Indonesia plans on resuming supply of migrant labour to abroad

Indonesia’s Ministry of Manpower has recently announced the reopening of recruitment and placement of migrant workers as the country works on resuming its economic activities after months of lockdown. As per the latest ministerial regulation issued on July 29, the temporary ban imposed on the placement of migrant workers in foreign countries has been lifted.

Last week, Indonesia’s Manpower Minister Ida Fauziyah addressed a press briefing over the development stating that the placement of migrant workers will boost the recovery of the country’s economy and will provide opportunities for migrant workers to support their families during such difficult times.

To accelerate the recovery of the national economy and seeing that several countries have also reopened to foreign workers, it is necessary for us to also reopen the opportunity for our migrant workers to work in destination countries

Indonesia’s Manpower Minister Ida Fauziyah

The Indonesian government is reportedly preparing to send more than 88,000 migrant workers to as many as 22 countries and regions including South Korea, Australia, Taiwan, Turkey, UAE, Poland, and Qatar among others.

So far, the government has entered into agreements with 14 out of the 22 countries to supply migrant workers, keeping in mind their health and security protocols for the labour amid the efforts to contain the global health pandemic.

Significantly, it has also been reported that the Indonesian government and state-owned lender Bank Negara Indonesia (BNI) would be bearing the cost of COVID-19 tests and other health protocols for the migrant workers.

“I have met with the coordinating human development and cultural affairs minister as well as the health minister to allocate some funds from the COVID-19 task force, so that, migrant workers will not be burdened by the fees to meet the health protocol requirements,” Ida Fauziyah said, as per reports.

She also asserted that the remittances coming from migrant labourers working abroad will help in facilitating the economic recovery of the country in the post-pandemic efforts.

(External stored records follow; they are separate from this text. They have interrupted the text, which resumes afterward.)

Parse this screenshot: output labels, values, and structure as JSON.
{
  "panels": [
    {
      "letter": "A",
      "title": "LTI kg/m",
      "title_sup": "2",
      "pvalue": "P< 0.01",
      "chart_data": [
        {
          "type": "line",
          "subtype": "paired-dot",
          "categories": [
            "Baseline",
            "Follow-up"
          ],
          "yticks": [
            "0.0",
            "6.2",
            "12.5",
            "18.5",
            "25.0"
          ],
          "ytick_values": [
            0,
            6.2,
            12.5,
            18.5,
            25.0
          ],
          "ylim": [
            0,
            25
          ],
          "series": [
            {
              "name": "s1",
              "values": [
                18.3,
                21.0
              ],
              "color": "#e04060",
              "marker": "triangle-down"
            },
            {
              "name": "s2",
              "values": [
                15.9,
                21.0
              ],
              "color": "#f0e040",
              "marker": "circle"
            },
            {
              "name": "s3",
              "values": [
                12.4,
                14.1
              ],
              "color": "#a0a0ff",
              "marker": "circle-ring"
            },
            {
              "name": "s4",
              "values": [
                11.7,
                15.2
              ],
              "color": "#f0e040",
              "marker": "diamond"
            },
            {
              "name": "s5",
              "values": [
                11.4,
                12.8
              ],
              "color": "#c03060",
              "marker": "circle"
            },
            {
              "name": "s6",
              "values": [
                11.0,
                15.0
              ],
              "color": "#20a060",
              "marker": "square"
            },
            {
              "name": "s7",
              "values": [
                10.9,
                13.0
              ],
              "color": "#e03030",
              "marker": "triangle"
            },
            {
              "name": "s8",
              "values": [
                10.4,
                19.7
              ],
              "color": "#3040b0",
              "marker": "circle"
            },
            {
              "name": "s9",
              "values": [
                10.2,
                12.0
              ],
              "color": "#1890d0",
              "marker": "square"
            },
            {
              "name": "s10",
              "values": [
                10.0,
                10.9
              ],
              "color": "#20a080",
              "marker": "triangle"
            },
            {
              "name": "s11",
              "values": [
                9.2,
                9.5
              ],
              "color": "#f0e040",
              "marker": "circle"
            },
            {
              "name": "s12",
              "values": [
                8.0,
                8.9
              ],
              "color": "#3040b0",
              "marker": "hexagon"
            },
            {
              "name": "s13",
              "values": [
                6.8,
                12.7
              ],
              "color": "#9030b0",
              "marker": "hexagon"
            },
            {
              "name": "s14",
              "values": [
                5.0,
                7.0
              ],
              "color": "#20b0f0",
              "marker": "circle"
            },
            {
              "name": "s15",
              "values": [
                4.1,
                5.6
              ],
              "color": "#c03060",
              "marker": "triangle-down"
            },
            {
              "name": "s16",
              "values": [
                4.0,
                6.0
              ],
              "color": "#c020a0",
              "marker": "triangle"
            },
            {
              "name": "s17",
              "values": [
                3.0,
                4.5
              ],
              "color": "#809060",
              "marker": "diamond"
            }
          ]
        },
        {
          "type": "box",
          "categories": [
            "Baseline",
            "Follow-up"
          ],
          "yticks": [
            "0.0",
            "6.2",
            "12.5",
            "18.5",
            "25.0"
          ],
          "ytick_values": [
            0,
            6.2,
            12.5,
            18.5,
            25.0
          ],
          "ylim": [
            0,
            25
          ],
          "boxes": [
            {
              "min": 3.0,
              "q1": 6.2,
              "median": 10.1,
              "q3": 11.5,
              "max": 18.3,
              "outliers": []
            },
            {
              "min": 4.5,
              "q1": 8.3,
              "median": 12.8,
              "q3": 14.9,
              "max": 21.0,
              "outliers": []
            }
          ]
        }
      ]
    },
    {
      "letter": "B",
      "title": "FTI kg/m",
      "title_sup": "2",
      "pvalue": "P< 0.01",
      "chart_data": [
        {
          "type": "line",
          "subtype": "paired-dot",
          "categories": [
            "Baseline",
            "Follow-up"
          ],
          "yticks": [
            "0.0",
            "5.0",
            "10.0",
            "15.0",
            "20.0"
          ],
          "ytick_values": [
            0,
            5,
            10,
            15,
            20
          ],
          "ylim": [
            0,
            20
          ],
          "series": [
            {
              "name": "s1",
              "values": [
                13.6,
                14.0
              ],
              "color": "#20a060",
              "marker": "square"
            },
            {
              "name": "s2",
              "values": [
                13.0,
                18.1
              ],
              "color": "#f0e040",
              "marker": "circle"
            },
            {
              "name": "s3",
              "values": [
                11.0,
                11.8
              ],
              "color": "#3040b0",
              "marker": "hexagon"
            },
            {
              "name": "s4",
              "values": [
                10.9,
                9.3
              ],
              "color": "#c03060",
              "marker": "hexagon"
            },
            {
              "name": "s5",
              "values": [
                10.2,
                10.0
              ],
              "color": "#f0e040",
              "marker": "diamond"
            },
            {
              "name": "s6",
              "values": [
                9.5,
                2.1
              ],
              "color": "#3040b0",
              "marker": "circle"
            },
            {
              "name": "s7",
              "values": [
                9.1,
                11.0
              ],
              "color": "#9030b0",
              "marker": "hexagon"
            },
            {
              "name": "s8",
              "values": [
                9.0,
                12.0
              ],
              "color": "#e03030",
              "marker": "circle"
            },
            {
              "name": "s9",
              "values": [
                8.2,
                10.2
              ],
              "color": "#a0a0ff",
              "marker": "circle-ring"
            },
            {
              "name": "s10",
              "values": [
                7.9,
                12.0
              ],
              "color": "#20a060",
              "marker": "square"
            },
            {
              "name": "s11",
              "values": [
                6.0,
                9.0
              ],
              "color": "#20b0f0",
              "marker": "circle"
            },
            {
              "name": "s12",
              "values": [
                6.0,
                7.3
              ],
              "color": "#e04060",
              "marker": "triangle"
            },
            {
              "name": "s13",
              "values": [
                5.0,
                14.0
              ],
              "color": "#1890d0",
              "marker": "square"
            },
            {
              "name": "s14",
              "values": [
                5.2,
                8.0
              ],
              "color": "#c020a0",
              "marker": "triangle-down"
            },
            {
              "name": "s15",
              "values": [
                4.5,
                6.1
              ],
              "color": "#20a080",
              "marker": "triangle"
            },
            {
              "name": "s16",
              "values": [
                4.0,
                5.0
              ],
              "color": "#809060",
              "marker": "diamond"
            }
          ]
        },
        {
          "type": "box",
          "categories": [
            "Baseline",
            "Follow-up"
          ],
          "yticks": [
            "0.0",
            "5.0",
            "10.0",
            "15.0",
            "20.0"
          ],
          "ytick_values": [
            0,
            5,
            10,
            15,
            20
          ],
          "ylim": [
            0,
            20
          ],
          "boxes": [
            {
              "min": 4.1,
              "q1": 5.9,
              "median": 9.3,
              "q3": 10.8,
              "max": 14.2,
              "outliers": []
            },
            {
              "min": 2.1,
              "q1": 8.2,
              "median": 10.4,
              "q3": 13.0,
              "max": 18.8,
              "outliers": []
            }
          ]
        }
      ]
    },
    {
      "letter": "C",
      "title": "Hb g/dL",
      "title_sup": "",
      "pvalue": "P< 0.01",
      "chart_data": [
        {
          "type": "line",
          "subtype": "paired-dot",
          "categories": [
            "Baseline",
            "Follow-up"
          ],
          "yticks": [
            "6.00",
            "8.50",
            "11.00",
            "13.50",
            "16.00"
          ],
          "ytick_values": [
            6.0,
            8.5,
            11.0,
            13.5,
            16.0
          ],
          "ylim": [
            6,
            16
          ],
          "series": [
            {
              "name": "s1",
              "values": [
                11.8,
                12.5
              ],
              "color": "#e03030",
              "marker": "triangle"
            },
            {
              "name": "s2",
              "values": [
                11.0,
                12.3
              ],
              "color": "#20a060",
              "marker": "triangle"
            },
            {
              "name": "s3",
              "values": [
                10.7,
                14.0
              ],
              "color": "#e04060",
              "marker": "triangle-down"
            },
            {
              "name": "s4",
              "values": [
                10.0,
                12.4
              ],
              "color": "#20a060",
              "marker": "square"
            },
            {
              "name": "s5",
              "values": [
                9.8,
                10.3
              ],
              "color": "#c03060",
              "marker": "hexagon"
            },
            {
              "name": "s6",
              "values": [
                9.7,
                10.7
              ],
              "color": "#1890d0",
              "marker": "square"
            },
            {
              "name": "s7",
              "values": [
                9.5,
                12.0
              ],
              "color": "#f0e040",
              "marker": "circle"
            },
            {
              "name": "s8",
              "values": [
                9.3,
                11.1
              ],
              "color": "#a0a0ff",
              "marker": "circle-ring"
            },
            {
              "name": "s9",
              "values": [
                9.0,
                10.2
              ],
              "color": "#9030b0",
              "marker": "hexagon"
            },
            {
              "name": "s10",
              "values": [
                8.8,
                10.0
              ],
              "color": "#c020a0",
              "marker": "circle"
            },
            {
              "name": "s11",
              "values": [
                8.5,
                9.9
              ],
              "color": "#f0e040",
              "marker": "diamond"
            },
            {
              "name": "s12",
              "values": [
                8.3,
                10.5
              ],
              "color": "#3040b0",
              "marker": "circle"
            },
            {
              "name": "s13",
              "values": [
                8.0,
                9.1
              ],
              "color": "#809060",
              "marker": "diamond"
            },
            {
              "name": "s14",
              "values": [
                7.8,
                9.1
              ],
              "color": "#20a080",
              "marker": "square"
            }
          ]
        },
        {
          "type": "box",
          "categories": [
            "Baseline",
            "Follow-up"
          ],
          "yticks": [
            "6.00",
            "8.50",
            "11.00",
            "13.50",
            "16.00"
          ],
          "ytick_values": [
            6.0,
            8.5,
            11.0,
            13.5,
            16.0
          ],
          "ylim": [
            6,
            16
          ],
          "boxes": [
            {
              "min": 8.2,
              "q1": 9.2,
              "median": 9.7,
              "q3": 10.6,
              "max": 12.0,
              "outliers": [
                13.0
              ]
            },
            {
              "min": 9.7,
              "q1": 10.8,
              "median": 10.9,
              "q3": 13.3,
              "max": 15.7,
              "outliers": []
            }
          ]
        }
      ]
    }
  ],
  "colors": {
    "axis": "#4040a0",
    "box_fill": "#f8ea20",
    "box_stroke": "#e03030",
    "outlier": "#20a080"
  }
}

According to Indonesia’s Central Bank data, thousands of migrant workers employed in foreign countries sent $11.44 billion in remittances back to Indonesia in 2019. These remittances not only provide support to Indonesian families to fulfill their basic needs but also contribute essentially to the country’s GDP.

After the Indonesian government suspended its export of migrant workers on March 20 as part of its efforts to combat COVID-19, hundreds of workers returned to the country. Meanwhile, several returning workers started their small businesses in Indonesia in a bid to meet their needs.